Richard_Ngo comments on Distinguishing claims about training vs deployment

Richard_Ngo 25 Feb 2021 17:09 UTC
LW: 4 AF: 2
0
AF
I think ‘robust instrumentality’ is basically correct for optimal actions, because there’s no question of ‘emergence’: optimal actions just are.
If I were to put my objection another way: I usually interpret “robust” to mean something like “stable under perturbations”. But the perturbation of “change the environment, and then see what the new optimal policy is” is a rather unnatural one to think about; most ML people would more naturally think about perturbing an agent’s inputs, or its state, and seeing whether it still behaved instrumentally.
A more accurate description might be something like “ubiquitous instrumentality”? But this isn’t a very aesthetically pleasing name.
- TurnTrout 25 Feb 2021 17:26 UTC
  LW: 4 AF: 3
  0
  AF Parent
  But the perturbation of “change the environment, and then see what the new optimal policy is” is a rather unnatural one to think about; most ML people would more naturally think about perturbing an agent’s inputs, or its state, and seeing whether it still behaved instrumentally.
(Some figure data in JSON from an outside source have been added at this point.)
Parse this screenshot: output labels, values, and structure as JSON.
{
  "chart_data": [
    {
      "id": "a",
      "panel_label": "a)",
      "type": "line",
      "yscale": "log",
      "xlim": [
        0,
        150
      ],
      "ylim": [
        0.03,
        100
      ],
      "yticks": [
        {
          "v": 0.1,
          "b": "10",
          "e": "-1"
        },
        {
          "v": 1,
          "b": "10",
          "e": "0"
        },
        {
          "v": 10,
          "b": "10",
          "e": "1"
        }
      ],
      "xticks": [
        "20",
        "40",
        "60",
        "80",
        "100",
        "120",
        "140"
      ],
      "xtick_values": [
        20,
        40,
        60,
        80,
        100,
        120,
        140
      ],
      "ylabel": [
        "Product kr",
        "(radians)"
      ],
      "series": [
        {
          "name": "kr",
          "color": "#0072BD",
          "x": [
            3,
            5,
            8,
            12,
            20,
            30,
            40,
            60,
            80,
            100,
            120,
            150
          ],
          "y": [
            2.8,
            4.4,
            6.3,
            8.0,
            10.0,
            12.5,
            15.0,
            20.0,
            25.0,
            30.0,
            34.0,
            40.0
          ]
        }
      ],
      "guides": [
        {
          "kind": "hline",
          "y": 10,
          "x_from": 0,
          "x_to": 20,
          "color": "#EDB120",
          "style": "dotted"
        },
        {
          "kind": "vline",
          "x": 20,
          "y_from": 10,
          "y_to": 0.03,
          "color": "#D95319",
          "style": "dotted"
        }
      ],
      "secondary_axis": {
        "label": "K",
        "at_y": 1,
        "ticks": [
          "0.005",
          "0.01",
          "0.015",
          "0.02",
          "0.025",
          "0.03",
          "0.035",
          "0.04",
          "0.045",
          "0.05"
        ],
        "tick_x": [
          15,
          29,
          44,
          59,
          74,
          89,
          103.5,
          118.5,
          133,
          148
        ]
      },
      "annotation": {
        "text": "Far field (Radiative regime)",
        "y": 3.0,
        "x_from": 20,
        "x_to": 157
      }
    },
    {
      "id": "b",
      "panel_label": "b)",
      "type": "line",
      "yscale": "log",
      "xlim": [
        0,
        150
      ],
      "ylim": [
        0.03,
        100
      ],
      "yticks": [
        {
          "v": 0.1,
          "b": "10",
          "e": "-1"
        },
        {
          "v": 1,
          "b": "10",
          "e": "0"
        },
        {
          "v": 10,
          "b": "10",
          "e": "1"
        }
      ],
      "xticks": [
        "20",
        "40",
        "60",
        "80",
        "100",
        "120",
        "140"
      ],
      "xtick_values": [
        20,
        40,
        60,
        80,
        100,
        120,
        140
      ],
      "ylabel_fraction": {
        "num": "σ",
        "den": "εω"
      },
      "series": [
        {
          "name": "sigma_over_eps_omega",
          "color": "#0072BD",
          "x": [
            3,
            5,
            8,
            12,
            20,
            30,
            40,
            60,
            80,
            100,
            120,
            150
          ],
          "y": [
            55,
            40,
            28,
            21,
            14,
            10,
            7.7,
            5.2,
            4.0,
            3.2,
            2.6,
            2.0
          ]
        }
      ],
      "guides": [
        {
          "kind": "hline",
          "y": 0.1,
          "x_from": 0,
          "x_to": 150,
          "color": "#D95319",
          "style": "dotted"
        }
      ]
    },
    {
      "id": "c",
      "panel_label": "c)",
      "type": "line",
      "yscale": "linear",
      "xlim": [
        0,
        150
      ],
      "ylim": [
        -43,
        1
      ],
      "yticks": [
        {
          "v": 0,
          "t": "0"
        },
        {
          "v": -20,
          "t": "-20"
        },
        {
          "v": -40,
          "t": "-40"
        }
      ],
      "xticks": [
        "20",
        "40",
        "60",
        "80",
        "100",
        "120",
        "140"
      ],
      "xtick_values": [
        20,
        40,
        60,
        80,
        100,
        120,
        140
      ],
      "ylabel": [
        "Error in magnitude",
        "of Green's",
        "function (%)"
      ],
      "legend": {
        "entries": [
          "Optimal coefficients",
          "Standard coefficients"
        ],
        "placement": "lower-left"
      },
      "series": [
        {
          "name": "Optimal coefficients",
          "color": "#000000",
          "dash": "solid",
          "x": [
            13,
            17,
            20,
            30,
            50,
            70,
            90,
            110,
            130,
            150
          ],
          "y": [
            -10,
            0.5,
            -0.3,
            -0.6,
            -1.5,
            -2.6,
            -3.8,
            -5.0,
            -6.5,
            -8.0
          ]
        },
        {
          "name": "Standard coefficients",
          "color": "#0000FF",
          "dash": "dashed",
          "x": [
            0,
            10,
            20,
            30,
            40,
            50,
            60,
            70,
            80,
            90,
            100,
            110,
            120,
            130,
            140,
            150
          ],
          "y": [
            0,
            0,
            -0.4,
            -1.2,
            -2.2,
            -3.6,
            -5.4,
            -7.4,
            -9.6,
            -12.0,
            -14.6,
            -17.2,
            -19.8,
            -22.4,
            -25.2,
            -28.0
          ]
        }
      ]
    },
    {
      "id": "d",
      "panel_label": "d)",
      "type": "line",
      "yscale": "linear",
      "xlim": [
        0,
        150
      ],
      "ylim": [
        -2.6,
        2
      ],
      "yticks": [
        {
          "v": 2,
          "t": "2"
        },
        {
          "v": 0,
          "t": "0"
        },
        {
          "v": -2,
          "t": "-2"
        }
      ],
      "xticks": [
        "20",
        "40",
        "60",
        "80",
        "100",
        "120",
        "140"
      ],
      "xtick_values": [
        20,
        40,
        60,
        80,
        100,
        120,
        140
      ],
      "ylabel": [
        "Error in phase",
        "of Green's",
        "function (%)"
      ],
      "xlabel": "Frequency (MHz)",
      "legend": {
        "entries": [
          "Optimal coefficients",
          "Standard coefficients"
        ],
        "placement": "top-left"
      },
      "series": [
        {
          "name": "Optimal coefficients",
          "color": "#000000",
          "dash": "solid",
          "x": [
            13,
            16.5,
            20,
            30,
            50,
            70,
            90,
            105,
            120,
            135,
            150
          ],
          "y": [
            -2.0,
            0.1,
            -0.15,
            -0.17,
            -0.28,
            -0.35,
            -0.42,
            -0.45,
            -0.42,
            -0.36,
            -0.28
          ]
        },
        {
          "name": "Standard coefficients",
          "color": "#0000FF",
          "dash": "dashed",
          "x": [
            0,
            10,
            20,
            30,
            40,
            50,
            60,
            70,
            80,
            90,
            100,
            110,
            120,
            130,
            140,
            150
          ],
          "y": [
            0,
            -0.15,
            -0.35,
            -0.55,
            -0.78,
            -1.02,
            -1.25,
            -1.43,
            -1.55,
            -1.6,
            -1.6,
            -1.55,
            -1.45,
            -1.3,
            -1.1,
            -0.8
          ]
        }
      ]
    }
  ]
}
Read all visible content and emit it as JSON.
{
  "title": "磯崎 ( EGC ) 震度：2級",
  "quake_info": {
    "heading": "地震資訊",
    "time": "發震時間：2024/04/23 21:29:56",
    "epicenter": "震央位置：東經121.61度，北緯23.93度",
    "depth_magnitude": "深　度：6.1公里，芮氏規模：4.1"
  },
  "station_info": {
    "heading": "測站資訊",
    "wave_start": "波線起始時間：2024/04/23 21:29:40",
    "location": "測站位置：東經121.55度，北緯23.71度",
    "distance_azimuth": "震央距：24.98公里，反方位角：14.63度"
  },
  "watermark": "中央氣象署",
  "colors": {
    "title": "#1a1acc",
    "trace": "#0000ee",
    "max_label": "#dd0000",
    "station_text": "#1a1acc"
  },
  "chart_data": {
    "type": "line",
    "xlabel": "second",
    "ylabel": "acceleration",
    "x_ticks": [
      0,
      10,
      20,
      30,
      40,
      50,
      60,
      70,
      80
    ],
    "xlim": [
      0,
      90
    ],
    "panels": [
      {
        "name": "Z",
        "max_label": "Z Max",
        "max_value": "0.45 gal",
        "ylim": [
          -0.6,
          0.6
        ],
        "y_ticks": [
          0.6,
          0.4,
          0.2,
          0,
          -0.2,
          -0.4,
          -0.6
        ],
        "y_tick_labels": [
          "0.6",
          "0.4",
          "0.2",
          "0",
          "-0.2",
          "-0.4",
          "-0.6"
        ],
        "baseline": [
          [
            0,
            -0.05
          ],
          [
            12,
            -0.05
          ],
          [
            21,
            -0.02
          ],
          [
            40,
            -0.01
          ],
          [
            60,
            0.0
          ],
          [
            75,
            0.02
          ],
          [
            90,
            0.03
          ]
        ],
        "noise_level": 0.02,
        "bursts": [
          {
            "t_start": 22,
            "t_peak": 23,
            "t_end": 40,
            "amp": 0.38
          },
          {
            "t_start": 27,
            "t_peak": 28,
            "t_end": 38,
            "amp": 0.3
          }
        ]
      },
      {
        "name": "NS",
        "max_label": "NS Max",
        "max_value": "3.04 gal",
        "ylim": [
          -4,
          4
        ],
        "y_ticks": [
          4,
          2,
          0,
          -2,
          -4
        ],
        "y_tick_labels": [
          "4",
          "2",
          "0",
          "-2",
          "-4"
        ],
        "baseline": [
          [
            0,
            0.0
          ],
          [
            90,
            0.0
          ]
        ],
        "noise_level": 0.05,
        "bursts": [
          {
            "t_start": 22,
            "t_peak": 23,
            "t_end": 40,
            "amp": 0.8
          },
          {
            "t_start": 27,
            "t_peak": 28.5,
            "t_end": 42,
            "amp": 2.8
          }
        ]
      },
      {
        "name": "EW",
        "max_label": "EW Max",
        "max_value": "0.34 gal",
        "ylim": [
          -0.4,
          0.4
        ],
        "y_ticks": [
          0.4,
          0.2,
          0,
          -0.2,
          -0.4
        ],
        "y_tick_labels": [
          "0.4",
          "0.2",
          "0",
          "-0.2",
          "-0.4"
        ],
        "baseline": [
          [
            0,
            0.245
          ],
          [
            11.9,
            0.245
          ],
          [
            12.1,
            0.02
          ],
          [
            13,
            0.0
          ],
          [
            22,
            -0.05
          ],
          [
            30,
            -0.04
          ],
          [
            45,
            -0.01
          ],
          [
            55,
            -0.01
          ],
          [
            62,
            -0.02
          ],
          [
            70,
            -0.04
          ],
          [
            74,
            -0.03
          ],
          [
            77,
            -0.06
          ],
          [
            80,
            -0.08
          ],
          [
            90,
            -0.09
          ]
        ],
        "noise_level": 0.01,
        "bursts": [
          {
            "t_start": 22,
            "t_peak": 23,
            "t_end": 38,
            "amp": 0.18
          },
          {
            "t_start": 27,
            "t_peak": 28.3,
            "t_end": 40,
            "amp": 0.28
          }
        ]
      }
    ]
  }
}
  Ah. To clarify, I was referring to holding an environment fixed, and then considering whether, at a given state, an action has a high probability of being optimal across reward functions. I think it makes to call those actions ‘robustly instrumental.’
- TurnTrout 25 Feb 2021 17:28 UTC
  LW: 2 AF: 2
  0
  AF Parent
  A more accurate description might be something like “ubiquitous instrumentality”? But this isn’t a very aesthetically pleasing name.
  I’d considered ‘attractive instrumentality’ a few days ago, to convey the idea that certain kinds of subgoals are attractor points during plan formulation, but the usual reading of ‘attractive’ isn’t ‘having attractor-like properties.’